A Much-Needed Lifeline

The “real job” of these mobile units, says Jill Guernsey De Zapien, director of border, transborder and binational public health collaborative research at UArizona, is to “get the individual to come out of the woodwork" and connect to health services available to all uninsured individuals. She explains that UArizona also collaborates closely with federally qualified community health centers throughout Nogales, Douglass, Yuma and elsewhere.

“It’s the mainstay of care in the border region,” she says, “so we try to be supportive of those centers through a variety of both technical assistance and through our Arizona prevention research center, which programs with community health workers and collaborates for grants."

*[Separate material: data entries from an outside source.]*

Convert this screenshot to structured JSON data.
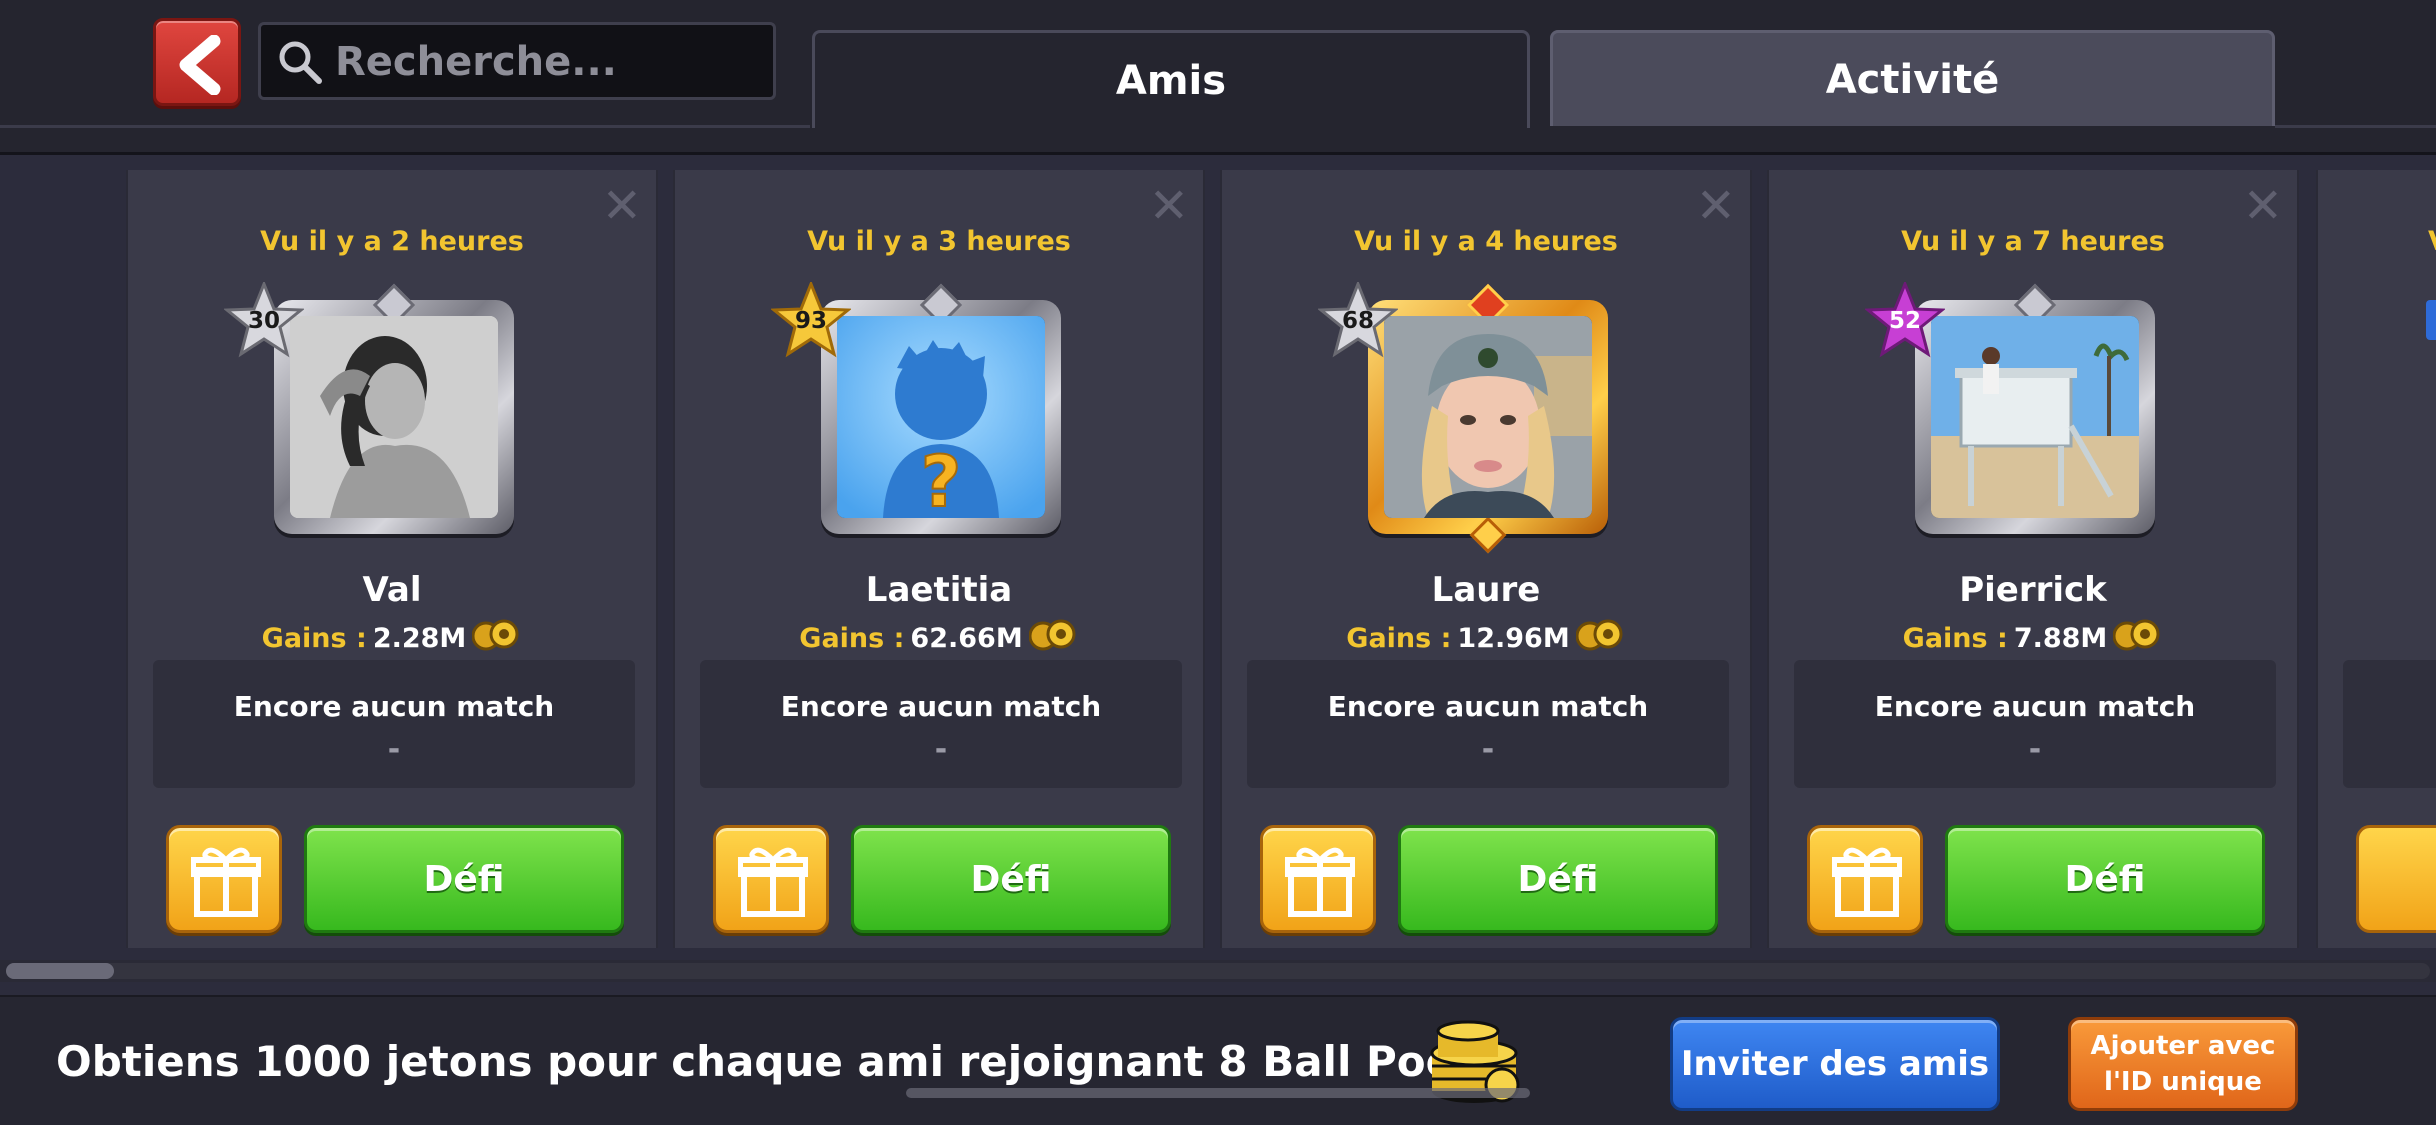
{
  "header": {
    "search_placeholder": "Recherche...",
    "tabs": [
      {
        "label": "Amis",
        "active": true
      },
      {
        "label": "Activité",
        "active": false
      }
    ]
  },
  "friends": [
    {
      "seen": "Vu il y a 2 heures",
      "level": "30",
      "level_color": "silver",
      "name": "Val",
      "gains_label": "Gains :",
      "gains_value": "2.28M",
      "match_title": "Encore aucun match",
      "match_detail": "-",
      "gift_icon": "gift-icon",
      "challenge_label": "Défi",
      "avatar": "photo-woman-bw",
      "frame": "silver"
    },
    {
      "seen": "Vu il y a 3 heures",
      "level": "93",
      "level_color": "gold",
      "name": "Laetitia",
      "gains_label": "Gains :",
      "gains_value": "62.66M",
      "match_title": "Encore aucun match",
      "match_detail": "-",
      "gift_icon": "gift-icon",
      "challenge_label": "Défi",
      "avatar": "default-silhouette",
      "frame": "silver"
    },
    {
      "seen": "Vu il y a 4 heures",
      "level": "68",
      "level_color": "silver",
      "name": "Laure",
      "gains_label": "Gains :",
      "gains_value": "12.96M",
      "match_title": "Encore aucun match",
      "match_detail": "-",
      "gift_icon": "gift-icon",
      "challenge_label": "Défi",
      "avatar": "photo-selfie",
      "frame": "gold"
    },
    {
      "seen": "Vu il y a 7 heures",
      "level": "52",
      "level_color": "purple",
      "name": "Pierrick",
      "gains_label": "Gains :",
      "gains_value": "7.88M",
      "match_title": "Encore aucun match",
      "match_detail": "-",
      "gift_icon": "gift-icon",
      "challenge_label": "Défi",
      "avatar": "photo-beach-tower",
      "frame": "silver"
    }
  ],
  "partial_card": {
    "seen_fragment": "V"
  },
  "bottom": {
    "promo": "Obtiens 1000 jetons pour chaque ami rejoignant 8 Ball Pool !",
    "invite_label": "Inviter des amis",
    "unique_id_label": "Ajouter avec\nl'ID unique"
  },
  "colors": {
    "accent_yellow": "#f2c530",
    "challenge_green": "#37b91e",
    "invite_blue": "#1f5cc9",
    "unique_orange": "#e0661a",
    "back_red": "#c0302a"
  }
}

All of this allows health workers to target and help vulnerable populations gain access to healthcare "no matter who they are,” De Zapien says. She also endorses Patch, a local news source, which, like the mobile vans, provides services to individuals who lack health insurance, and LUCHA—Learning, Understanding and Cultivating Health Advocacy—which seeks to ensure that the UArizona College of Public Health is able to provide current and complete information and direct service relating to immigration reform and the U.S. border.

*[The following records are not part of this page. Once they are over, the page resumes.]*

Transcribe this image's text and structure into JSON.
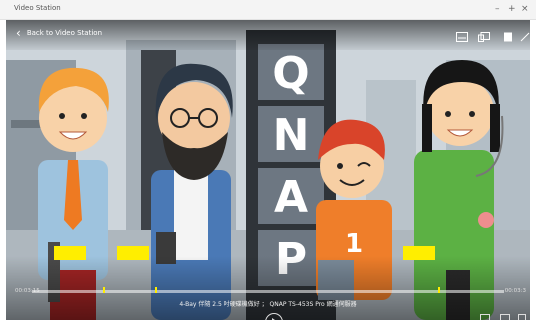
{
  "window": {
    "title": "Video Station"
  },
  "topbar": {
    "back_label": "Back to Video Station"
  },
  "player": {
    "caption": "4-Bay 伴隨 2.5 吋硬碟機做好 ； QNAP TS-453S Pro 網通伺服器",
    "time_current": "00:03:15",
    "time_total": "00:03:3",
    "marker_positions": [
      0.15,
      0.26,
      0.86
    ],
    "annotation_color": "#ffee00"
  },
  "scene": {
    "sign_letters": [
      "Q",
      "N",
      "A",
      "P"
    ],
    "shirt_number": "1"
  }
}
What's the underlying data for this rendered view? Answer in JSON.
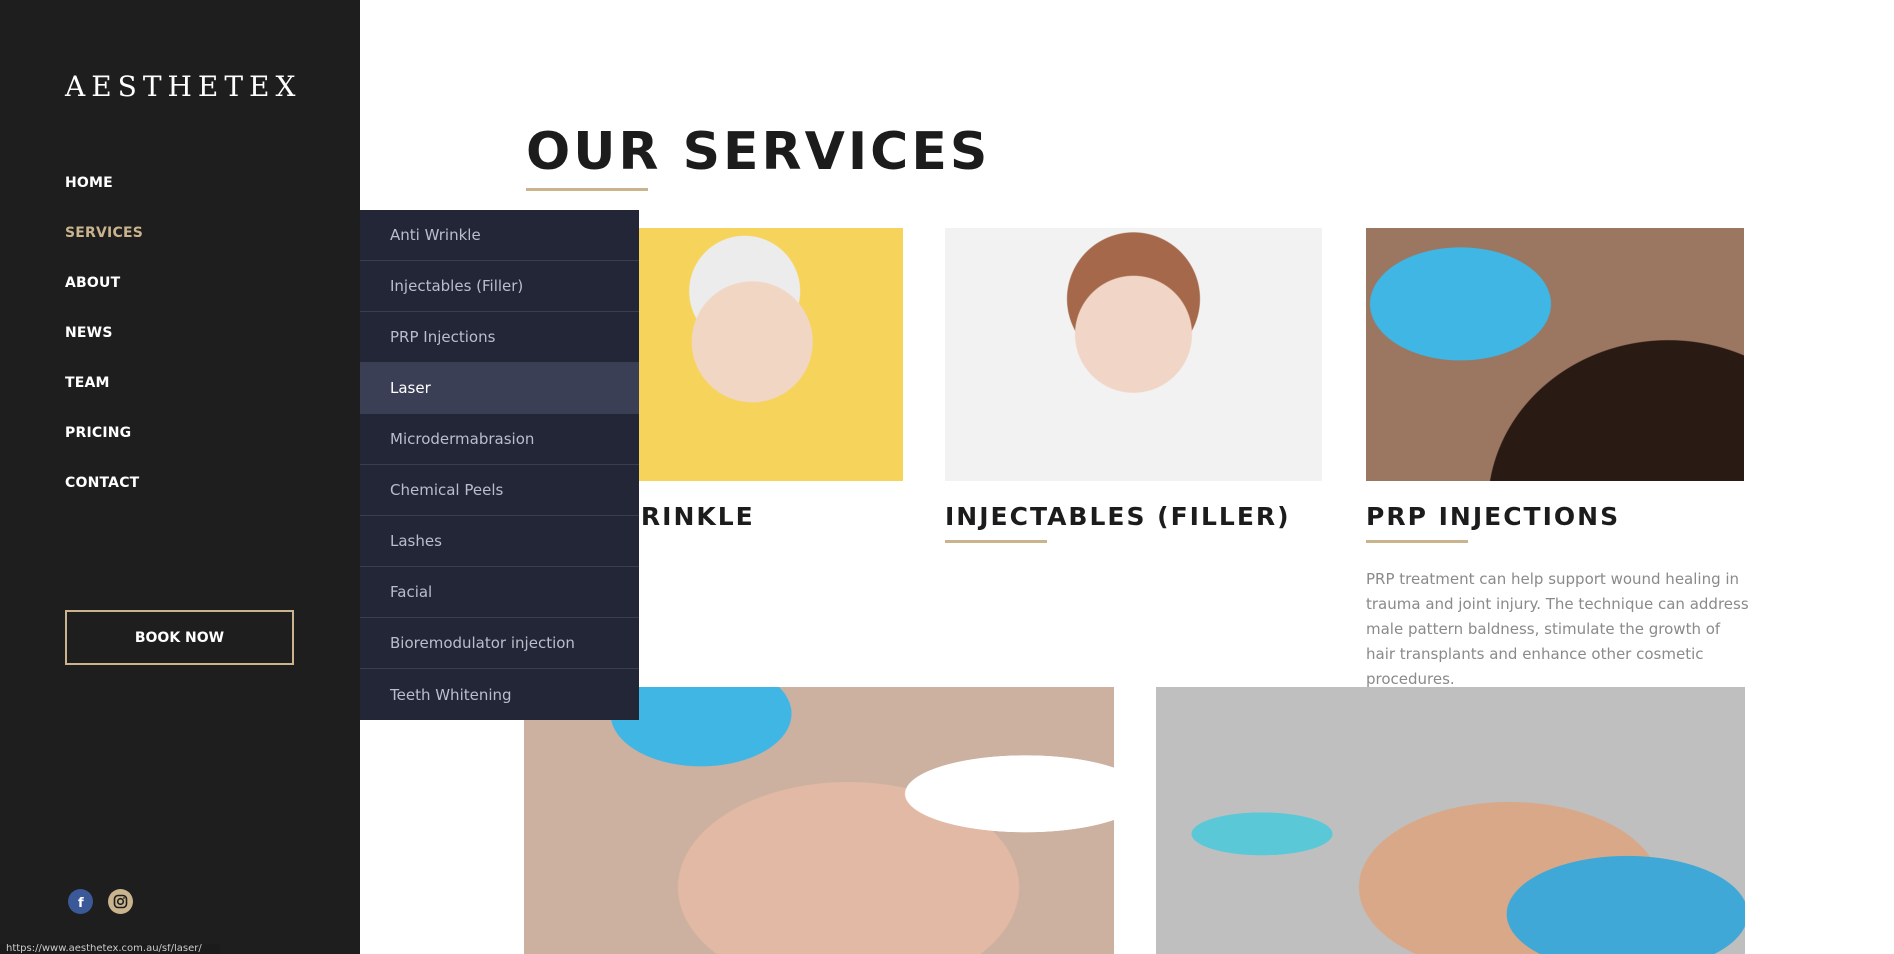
{
  "brand": {
    "logo": "AESTHETEX"
  },
  "nav": [
    {
      "label": "HOME"
    },
    {
      "label": "SERVICES"
    },
    {
      "label": "ABOUT"
    },
    {
      "label": "NEWS"
    },
    {
      "label": "TEAM"
    },
    {
      "label": "PRICING"
    },
    {
      "label": "CONTACT"
    }
  ],
  "book_button": "BOOK NOW",
  "social": {
    "facebook_icon": "facebook-icon",
    "instagram_icon": "instagram-icon"
  },
  "status_bar_url": "https://www.aesthetex.com.au/sf/laser/",
  "dropdown": [
    {
      "label": "Anti Wrinkle"
    },
    {
      "label": "Injectables (Filler)"
    },
    {
      "label": "PRP Injections"
    },
    {
      "label": "Laser"
    },
    {
      "label": "Microdermabrasion"
    },
    {
      "label": "Chemical Peels"
    },
    {
      "label": "Lashes"
    },
    {
      "label": "Facial"
    },
    {
      "label": "Bioremodulator injection"
    },
    {
      "label": "Teeth Whitening"
    }
  ],
  "main": {
    "heading": "OUR SERVICES",
    "cards": [
      {
        "title": "ANTI WRINKLE"
      },
      {
        "title": "INJECTABLES (FILLER)"
      },
      {
        "title": "PRP INJECTIONS",
        "description": "PRP treatment can help support wound healing in trauma and joint injury. The technique can address male pattern baldness, stimulate the growth of hair transplants and enhance other cosmetic procedures."
      }
    ]
  },
  "colors": {
    "sidebar": "#1e1e1e",
    "accent": "#c9b48e",
    "dropdown": "#232636",
    "dropdown_hover": "#3b3f55"
  }
}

In 2018, UArizona also collaborated with local community health agencies to design, pilot and assess the feasibility of a worker-delivered diabetes education program for families. The program addresses family food choices, physical activity, behavior change, communication and support behaviors, and at its inception had 72 participating families. The 12-week program was facilitated by Promotoras de Salud in two counties along the Arizona-Sonora/Mexico border, with sessions including physical activity, and the creation of walking clubs through an initiative called Pasos Adelante, or “Steps Forward.”

While Arizona, and the U.S. as a whole, is far from providing accessible, affordable healthcare to its entire population, these services to this vulnerable group provide a much-needed lifeline.